Millbrae supermarket clerks may soon replace the familiar phrase “paper or plastic?” with “recycled paper or did you bring your own reusable bag?”
In mid-October, the city council will discuss a proposed ordinance to ban all single-use plastic bags and traditional paper bags at Millbrae’s supermarkets. The stores would only be allowed to distribute paper bags made from 40 percent recycled materials. And, due to legal and accounting reasons, grocery stores would charge customers 10 cents for each recycled paper bag.
“The original plan was to do a blanket program, affecting every business,” said Millbrae Chamber of Commerce President John Ford.
As it stands now, the ordinance mandates a ban at grocery stores, and seeks a voluntary compliance from all retail businesses.
After concerns from the business community, the city scaled the program back from its original intention, Ford said. He thinks it would have been straining on all businesses in Millbrae, especially since they would need to record the number of recycled paper bags distributed.
The city would implement the ban in two phases. The first would go into effect on July 1, 2012, impacting large grocery stores, such as Safeway, Lucky’s and Trader Joe’s. The second phase, on Jan. 1, 2013, would apply to the smaller markets, such as and .
Millbrae would join 10 other California cities in banning plastic bags, such as Palo Alto, San Jose and Berkeley. The city hopes to reduce the amount of litter associated with single-use plastic bags, as plastic bags rank five in the top 10 most littered items, according to the Ocean Conservancy.
Bay Area residents discard 3.8 of the 19 billion plastic bags used every year in California, according to Save The Bay, a regional environmental organization. On average, Millbrae residents use about 9.5 million plastic bags per year.
“We’re taking a step forward in reducing our carbon footprint,” said Vice Mayor Marge Colapietro.
But, the ordinance may face some resistance, particularly from the plastics industry which has sued most cities that have similar mandates.
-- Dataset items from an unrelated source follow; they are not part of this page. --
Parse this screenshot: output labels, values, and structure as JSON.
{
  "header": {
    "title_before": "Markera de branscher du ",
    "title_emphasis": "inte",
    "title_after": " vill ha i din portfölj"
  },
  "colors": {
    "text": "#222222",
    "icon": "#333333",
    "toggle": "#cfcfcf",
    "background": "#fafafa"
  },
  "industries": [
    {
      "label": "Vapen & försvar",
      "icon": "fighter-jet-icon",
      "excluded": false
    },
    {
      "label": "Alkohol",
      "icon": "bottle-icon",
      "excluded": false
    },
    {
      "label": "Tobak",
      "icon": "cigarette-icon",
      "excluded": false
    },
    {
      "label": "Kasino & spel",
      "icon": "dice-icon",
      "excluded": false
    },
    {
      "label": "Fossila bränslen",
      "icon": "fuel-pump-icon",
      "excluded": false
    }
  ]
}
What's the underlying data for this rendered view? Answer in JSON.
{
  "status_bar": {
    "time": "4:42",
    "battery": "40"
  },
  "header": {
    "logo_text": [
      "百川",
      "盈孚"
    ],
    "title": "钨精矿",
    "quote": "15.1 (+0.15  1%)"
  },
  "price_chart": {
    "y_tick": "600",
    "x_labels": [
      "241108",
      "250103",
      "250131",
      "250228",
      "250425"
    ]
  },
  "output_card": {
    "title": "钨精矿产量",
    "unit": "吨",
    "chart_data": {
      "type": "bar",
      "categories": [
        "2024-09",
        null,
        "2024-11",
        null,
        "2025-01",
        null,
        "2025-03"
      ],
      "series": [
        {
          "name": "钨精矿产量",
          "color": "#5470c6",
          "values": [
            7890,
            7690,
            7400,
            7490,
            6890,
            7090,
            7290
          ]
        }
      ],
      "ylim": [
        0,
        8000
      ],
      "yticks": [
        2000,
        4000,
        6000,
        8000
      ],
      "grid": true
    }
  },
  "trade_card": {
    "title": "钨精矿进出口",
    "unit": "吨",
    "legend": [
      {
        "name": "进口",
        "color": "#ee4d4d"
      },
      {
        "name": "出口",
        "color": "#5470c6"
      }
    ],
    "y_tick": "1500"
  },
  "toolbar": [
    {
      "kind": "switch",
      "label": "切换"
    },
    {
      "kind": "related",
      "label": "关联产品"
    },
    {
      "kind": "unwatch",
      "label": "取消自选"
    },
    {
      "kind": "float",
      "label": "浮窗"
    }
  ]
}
Save the Plastic Bag Coalition, comprised of plastic industry executives, filed several lawsuits against cities that did not conduct a costly and time-consuming environmental impact report before imposing a plastic bag ban, including Palo Alto, Oakland and Manhattan Beach. It argued that paper bags are actually better for the environment than paper. For example, when paper bags release CO2 and methane when they degrade, but plastic bags don’t.
However, the California Supreme Court ruled in July that cities should not be required to conduct an EIR, clearing the way for Millbrae and others to move forward with their ban.
The ordinance will not affect restaurants or fast-food restaurants, and will not apply to protective bags, such as plastic bags in the produce and bakery section.
Dean’s Produce and Kimberly’s Fine Foods managers were not available for comment.
Millbrae residents and businesses are invited to comment on the proposed ban between now and Oct. 11. They can address comments to David Petrovich, City Planner, 621 Magnolia Ave., Millbrae, CA 94030 or contact Millbrae Environmental Programs Manager Shelly Reider at 650-259-2444.
Tentatively, city council members plan to meet publicly on the matter on Oct. 11.